Last edited by clausawits; 01-29-2013 at 08:35 PM.
Reason: missing words
Distribution: Debian Sid AMD64, Raspbian Wheezy, various VMs
Posts: 7,680
Rep:
Whenever I've installed Mint (or Ubuntu for that matter) I've found that after a short while the system warns me that updates are available and after they';re installed all is well. It sounds like your network may take a little while to connect. That's supposing that the Mint developers haven't got something in the wrong order on the latest version.
Have you tried using synaptic to install packages? It generally gives you error messages when something is out of sorts and may even let you know how to resolve the issues.
In the lower right corner is the icon for the Update Manager.

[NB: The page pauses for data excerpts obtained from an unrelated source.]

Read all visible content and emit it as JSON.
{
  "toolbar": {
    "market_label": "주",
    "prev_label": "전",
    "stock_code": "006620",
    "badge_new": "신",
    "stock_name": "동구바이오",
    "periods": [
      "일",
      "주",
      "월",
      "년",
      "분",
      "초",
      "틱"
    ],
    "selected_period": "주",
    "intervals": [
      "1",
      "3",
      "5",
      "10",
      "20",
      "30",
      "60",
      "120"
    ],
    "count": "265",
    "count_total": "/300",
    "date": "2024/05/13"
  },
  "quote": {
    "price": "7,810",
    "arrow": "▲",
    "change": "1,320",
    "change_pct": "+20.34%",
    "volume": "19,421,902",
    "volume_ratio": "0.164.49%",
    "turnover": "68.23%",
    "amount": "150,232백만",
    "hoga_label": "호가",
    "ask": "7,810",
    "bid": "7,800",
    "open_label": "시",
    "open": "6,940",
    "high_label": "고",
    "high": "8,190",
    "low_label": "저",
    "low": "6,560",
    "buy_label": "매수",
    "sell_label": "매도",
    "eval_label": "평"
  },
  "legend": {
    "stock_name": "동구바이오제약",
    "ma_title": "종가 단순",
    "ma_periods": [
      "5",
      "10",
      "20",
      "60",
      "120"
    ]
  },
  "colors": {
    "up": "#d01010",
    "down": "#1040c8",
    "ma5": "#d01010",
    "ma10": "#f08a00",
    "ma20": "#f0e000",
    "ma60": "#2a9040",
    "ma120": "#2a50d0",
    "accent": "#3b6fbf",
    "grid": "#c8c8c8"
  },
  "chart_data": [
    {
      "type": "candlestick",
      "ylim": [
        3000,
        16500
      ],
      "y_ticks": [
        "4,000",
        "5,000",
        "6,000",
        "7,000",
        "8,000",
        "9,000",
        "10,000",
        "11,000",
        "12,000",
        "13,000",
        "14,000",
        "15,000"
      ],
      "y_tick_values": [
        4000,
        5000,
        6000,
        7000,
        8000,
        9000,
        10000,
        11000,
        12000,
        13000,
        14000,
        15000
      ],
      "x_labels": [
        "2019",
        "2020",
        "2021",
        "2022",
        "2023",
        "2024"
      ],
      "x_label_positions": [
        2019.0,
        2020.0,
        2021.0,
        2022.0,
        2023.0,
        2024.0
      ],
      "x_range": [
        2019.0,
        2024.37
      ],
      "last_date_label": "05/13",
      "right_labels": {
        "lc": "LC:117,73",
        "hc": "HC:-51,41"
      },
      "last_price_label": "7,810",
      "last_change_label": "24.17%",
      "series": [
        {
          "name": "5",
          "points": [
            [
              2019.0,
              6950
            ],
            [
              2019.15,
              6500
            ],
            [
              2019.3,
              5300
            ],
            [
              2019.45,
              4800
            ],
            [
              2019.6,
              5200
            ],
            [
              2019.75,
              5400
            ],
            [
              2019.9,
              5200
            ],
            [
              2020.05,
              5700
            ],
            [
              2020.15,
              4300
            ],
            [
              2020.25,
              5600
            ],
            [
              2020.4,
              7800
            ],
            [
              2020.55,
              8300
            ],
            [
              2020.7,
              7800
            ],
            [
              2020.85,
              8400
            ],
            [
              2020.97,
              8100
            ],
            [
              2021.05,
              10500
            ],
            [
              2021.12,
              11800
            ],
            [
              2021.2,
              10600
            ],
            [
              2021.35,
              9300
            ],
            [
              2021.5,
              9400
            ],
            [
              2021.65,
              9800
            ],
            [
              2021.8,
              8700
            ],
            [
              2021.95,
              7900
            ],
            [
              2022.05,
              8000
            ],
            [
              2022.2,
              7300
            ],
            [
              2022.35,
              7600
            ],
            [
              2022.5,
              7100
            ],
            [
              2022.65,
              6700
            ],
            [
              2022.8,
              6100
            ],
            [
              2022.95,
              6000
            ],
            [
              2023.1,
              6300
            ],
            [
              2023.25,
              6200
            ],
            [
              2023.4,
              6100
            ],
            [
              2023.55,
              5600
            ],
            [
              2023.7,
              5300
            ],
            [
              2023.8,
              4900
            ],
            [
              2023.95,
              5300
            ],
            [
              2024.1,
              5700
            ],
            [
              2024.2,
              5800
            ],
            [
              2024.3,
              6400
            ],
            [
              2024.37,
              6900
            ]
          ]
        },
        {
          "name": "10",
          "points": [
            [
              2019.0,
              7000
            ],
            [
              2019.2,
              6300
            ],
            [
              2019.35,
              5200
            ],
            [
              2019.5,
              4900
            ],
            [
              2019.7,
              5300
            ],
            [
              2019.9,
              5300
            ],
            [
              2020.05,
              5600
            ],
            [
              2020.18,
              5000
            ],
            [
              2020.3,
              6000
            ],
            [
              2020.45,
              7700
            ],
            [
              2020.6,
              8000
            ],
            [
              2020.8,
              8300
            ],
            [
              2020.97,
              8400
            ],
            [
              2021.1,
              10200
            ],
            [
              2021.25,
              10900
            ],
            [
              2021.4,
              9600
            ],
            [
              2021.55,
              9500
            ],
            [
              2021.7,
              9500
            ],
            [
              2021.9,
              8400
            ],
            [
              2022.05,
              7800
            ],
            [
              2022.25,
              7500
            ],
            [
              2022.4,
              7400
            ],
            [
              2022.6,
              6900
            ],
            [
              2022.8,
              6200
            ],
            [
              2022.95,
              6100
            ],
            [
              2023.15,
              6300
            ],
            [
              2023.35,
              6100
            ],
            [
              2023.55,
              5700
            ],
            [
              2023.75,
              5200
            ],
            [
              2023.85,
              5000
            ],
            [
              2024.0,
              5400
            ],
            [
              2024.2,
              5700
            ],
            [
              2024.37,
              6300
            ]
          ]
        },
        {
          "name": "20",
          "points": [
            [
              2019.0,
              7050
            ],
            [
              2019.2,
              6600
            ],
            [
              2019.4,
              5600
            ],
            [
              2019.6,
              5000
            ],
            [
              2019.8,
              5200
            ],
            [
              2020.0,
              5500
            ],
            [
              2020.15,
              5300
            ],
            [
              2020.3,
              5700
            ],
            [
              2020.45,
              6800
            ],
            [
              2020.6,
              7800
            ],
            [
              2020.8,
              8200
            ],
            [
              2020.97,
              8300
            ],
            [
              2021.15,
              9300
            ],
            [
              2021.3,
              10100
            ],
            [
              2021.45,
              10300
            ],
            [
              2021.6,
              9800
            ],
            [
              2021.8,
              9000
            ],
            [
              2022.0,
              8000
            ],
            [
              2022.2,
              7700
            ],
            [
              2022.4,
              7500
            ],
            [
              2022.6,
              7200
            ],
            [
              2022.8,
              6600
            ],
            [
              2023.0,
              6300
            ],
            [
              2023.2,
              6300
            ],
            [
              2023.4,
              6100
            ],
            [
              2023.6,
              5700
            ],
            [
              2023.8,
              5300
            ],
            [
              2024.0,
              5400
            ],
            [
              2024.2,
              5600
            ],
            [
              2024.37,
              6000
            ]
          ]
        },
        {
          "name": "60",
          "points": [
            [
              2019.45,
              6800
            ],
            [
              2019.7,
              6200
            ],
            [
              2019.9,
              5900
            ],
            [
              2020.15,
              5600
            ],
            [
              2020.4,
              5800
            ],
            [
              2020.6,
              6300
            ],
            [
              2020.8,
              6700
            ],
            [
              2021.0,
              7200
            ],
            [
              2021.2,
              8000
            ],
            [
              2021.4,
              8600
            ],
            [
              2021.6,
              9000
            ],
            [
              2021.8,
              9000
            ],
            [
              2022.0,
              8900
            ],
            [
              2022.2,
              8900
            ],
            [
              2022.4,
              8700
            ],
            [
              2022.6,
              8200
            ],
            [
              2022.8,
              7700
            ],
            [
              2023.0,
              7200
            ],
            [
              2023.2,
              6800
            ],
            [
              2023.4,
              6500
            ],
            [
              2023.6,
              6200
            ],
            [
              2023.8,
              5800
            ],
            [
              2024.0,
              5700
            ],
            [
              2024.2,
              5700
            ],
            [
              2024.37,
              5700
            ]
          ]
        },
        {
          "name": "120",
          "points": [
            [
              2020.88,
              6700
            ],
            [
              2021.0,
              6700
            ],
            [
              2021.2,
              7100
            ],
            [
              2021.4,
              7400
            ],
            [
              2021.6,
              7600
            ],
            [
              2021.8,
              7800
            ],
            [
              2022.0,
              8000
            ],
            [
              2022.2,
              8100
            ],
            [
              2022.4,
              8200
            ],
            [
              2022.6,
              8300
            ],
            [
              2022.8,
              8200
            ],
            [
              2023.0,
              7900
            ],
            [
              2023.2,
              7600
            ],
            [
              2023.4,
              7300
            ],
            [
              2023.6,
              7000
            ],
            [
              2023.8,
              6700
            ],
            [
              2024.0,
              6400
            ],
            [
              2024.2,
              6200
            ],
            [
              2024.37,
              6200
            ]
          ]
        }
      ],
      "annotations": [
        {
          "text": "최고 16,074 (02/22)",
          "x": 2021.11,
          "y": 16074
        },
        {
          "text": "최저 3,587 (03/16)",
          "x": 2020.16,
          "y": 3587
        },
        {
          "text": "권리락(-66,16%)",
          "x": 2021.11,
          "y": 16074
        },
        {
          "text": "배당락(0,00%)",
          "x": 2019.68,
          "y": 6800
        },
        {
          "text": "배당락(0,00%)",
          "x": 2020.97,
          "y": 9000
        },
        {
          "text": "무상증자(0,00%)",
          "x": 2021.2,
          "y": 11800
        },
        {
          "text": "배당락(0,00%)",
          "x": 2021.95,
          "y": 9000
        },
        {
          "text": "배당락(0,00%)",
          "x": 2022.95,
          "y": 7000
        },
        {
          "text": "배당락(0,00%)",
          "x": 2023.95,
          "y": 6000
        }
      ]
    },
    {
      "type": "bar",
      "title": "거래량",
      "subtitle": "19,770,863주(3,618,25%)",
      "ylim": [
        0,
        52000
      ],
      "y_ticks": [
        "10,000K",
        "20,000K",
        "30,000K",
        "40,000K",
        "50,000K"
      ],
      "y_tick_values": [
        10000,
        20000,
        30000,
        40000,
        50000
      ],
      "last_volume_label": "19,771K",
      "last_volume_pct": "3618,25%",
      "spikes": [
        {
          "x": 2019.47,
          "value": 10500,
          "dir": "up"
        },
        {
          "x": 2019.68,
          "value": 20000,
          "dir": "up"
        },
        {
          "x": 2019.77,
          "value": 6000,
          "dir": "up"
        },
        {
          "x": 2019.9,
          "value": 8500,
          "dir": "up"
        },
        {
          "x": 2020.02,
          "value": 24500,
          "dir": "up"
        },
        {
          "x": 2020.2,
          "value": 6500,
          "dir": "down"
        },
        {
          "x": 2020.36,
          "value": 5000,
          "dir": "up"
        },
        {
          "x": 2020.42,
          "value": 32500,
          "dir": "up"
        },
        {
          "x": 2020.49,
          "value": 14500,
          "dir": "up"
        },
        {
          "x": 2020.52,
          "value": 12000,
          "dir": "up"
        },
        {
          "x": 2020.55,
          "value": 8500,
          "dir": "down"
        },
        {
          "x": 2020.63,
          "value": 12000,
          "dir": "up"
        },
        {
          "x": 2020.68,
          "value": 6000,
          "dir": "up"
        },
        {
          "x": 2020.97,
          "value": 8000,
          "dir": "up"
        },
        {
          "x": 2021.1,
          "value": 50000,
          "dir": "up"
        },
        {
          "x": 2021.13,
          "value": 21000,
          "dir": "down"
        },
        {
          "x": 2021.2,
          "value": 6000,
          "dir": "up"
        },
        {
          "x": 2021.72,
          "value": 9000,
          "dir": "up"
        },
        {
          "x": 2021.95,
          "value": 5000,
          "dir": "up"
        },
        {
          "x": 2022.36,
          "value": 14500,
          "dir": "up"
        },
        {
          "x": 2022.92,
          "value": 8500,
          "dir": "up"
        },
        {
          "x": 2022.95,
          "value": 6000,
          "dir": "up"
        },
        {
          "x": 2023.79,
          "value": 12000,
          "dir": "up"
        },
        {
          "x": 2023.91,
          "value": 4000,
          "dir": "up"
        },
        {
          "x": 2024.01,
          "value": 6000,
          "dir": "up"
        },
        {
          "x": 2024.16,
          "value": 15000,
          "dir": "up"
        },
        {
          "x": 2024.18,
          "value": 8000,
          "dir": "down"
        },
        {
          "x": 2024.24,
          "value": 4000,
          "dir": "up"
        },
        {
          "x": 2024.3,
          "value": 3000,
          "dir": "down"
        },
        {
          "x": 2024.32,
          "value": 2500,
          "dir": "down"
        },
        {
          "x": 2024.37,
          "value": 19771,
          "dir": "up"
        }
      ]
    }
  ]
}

I believe if you click on that icon it will start the same process that is initiated with the "sudo apt-get update" followed by "sudo apt-get upgrade".
Update Manager should update the package database every time it is run (I doubt that it will directly call apt-get for that, more likely it uses libapt), otherwise it could not be aware of possible updates. Running
Code:
apt-get -f install
is only needed when your dependency chain is inconsistent or the package manager was not able to configure a package, most of the time that is the case after a failed installation.
May it be possible that your network connection was unreliable at that time? If not this may indeed be a bug and if it is repeatable you should report it.